9. How the Ground Truth for the Training Set Was Established
Not applicable in the AI/ML context. For the instrument's calibration (which is similar to training its measurement curve), the ground truth for the five serum-based standards is established by precisely formulating them with known concentrations of 1,25-(OH)2-D or through comparison to a reference method, although the latter is not detailed here.
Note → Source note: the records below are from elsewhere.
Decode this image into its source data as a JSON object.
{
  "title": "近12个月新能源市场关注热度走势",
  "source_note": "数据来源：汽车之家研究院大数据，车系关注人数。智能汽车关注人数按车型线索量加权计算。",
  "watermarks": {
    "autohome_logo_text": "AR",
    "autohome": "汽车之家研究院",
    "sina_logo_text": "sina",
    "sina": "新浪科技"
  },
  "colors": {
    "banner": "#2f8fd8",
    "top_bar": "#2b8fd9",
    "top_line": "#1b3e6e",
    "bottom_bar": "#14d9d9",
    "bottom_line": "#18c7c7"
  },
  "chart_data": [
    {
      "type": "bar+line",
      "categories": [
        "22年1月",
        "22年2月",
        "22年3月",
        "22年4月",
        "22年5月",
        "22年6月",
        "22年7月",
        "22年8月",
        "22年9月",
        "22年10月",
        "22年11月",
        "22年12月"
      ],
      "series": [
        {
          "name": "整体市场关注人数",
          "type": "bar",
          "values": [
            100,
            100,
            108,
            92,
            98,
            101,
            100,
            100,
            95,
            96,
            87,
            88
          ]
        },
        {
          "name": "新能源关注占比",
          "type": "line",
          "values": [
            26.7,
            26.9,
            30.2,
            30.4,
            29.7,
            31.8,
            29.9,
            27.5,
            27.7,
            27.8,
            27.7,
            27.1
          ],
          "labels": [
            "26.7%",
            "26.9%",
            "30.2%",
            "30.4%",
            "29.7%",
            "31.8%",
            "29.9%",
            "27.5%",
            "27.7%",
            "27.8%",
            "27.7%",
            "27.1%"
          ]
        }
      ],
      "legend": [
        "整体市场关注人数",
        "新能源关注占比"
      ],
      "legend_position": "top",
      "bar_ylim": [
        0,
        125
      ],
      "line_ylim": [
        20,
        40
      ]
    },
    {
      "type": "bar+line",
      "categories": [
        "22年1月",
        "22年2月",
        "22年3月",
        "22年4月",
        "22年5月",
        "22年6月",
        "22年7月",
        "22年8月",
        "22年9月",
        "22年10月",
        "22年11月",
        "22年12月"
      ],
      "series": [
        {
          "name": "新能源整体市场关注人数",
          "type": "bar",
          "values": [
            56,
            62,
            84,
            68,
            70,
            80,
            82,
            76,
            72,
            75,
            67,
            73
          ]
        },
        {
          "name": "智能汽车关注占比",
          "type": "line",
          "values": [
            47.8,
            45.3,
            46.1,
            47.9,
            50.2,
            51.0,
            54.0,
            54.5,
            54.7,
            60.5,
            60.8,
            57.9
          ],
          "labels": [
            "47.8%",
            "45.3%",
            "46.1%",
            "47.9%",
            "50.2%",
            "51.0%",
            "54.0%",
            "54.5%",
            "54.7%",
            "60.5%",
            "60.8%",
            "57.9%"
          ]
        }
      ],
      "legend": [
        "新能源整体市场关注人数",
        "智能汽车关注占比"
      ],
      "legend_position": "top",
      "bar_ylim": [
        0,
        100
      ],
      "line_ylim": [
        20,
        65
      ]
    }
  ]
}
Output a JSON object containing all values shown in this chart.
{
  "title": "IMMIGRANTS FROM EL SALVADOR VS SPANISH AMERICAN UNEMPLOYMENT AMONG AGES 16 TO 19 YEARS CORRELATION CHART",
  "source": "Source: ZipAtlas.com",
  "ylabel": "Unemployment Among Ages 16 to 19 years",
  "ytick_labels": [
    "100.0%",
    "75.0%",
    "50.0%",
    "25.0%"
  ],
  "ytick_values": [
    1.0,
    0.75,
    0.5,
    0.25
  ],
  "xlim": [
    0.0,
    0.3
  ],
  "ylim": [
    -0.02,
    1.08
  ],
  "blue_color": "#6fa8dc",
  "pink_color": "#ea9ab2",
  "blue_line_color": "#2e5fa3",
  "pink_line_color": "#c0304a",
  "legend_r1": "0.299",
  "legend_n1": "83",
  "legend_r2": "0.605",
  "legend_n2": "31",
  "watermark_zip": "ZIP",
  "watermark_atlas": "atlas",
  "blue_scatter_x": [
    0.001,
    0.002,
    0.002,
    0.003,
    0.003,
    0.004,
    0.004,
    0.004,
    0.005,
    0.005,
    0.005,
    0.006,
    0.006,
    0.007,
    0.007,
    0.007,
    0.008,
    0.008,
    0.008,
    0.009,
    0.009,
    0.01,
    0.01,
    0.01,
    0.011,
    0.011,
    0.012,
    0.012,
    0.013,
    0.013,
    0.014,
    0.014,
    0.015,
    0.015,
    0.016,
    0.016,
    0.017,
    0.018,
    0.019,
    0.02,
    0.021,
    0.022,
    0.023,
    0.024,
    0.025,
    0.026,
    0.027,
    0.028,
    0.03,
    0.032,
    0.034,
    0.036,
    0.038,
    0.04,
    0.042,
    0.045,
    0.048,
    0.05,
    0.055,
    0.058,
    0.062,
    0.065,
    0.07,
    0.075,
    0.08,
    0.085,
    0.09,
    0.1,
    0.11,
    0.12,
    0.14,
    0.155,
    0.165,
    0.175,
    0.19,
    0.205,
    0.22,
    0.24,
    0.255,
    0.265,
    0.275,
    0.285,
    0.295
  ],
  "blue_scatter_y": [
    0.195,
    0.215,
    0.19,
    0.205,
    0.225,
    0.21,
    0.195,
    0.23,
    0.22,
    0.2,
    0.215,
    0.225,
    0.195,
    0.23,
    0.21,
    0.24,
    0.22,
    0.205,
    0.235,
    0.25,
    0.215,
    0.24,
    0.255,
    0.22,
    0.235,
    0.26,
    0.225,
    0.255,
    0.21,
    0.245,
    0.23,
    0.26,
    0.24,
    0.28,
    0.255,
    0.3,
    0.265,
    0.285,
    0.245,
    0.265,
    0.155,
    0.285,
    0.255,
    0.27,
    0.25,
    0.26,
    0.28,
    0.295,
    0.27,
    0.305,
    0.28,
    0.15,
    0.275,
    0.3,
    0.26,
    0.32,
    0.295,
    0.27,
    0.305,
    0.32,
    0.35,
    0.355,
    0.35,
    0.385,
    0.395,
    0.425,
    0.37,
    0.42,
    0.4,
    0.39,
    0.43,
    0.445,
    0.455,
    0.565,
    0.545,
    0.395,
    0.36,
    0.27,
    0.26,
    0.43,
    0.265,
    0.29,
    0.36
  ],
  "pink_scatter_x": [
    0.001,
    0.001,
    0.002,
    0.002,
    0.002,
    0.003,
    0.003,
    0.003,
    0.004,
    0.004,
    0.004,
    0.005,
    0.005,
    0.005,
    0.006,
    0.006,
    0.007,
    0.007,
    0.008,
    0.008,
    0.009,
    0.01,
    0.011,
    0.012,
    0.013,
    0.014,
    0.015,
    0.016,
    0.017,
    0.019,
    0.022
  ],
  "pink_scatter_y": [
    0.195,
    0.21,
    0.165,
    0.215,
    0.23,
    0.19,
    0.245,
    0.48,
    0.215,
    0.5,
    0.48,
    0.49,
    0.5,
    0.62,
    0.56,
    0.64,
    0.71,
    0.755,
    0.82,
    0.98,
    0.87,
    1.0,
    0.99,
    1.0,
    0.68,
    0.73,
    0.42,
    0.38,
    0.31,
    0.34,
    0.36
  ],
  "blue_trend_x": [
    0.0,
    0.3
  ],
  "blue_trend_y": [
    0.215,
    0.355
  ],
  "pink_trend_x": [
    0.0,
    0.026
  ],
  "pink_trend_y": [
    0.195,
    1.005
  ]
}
§ 862.1825 Vitamin D test system.
(a)
Identification. A vitamin D test system is a device intended for use in clinical laboratories for the quantitative determination of 25-hydroxyvitamin D (25-OH-D) and other hydroxylated metabolites of vitamin D in serum or plasma to be used in the assessment of vitamin D sufficiency.(b)
Classification. Class II (special controls). Vitamin D test systems must comply with the following special controls:(1) Labeling in conformance with 21 CFR 809.10 and
(2) Compliance with existing standards of the National Committee on Clinical Laboratory Standards.